Originally, the sound designers experimented with dragon sounds for Edna’s breathing, but nothing quite worked. Until… “Eventually, two of the sound design assistants became very ill during the Melbourne winter and we ended up using their grunts to supplement Robin’s performance,” James laughs. “There was all sorts of fun stuff like that.”

The only things more essential to Relic’s impact on audiences than its FX are its sense of place and sense of pace.

For James, any gothic clichés were to be avoided at all costs. The production design team instead opted for a light palette of creams, beiges, light greens, and pinks to give Kay, Edna, and Sam’s house a sense of warmth and familiarity. “That way, we could start to degrade that cozy feeling and fuck with it throughout the film,” she laughs.

To show the family’s shifting perspectives as their reality is warped, James and cinematographer Charlie Sarroff followed certain visual rules when shooting their locations. “In the beginning of the film there are a lot of wide shots that are distanced from the characters, centered framing, and slower camera moves,” James says. “As Edna’s deterioration progresses, the cinematography becomes off-kilter, there’s a lot more handheld, and the axis of the shots starts to tilt.”
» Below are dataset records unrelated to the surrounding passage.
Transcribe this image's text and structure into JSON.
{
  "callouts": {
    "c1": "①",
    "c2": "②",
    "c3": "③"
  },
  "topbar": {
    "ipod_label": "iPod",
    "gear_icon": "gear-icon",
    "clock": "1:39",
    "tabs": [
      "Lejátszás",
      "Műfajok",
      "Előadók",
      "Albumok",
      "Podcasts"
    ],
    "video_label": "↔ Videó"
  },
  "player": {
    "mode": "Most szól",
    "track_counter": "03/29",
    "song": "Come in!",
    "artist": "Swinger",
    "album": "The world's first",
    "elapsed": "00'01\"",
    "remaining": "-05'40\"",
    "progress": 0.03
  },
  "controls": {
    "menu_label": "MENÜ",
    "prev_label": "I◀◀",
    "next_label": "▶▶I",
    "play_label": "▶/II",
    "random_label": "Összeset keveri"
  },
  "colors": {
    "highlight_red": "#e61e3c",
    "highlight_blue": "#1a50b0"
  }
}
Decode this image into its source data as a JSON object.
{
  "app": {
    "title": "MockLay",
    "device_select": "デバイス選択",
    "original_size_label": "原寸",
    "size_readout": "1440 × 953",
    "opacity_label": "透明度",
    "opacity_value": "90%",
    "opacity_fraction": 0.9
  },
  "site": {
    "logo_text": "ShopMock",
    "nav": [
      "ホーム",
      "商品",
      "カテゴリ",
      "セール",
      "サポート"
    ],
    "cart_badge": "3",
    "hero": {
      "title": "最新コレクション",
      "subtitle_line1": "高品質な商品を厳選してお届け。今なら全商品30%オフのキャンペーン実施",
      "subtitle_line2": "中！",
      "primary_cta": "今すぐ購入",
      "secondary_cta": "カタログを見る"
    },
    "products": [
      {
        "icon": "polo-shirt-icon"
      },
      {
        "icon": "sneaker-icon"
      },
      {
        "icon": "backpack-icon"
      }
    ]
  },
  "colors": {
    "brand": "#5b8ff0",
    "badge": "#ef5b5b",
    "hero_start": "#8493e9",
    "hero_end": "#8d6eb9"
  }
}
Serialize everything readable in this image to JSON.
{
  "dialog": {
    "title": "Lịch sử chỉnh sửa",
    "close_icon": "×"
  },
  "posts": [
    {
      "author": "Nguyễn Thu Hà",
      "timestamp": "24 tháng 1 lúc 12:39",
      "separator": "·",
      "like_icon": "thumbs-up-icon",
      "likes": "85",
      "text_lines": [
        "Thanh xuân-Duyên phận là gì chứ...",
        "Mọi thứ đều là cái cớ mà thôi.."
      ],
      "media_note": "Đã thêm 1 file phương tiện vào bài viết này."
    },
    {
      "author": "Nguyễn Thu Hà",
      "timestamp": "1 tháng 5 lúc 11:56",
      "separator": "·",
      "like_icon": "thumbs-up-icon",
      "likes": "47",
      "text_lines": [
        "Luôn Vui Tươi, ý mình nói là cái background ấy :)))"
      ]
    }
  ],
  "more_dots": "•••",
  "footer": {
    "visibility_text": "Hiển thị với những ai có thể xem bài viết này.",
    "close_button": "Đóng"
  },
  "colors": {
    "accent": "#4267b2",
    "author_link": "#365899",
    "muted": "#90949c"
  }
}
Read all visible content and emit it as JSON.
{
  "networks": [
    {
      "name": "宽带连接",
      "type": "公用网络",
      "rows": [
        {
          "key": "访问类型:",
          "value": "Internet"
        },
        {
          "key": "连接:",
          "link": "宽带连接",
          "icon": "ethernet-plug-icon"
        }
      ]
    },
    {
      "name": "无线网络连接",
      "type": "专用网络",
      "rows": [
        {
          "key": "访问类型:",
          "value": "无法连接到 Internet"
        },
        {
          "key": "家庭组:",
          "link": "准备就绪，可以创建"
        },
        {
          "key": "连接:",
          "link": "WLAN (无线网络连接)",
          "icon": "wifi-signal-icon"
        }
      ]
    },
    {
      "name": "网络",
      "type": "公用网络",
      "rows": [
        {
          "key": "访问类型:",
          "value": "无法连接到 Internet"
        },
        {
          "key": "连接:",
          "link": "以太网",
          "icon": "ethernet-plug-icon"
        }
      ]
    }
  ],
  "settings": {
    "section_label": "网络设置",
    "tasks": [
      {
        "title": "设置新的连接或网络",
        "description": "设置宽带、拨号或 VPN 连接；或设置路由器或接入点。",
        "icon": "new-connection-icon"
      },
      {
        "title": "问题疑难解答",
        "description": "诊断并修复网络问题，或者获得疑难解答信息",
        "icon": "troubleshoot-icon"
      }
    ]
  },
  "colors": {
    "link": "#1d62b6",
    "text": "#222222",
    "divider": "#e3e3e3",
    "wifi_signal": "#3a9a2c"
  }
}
Throughout Relic, James pivots away from scenes of narrative importance to non-linear shots of unsettling atmosphere. It’s in those moments, she says, that the audience can step back from the characters and take in their surroundings. Telling a story in this kind of cadence isn’t something every horror director has the patience for, but James wisely trusts that breaking up the action will allow her to catch viewers off guard when it matters most.

“In terms of pacing, the film starts off as a slow burn and then ramps up quickly,” she says. “I wanted to capture the sense of a loved one slowly turning. When you have a loved one with Alzheimer’s, you adjust to the point of thinking, ‘Oh, this isn’t too bad…’ But anything can suddenly turn on its head at any time. So, there are a lot of moments of tension in the film that don’t quite ‘pay off’—or that keep you on edge, but then don’t turn into full-blown scares. You might start to think, ‘Oh, maybe it’s not gonna go there…’ I wanted to build that into the script so that you’re lulled into a false sense of security—like the lobster in the pot that doesn’t realize it’s in boiling water until it’s too late.”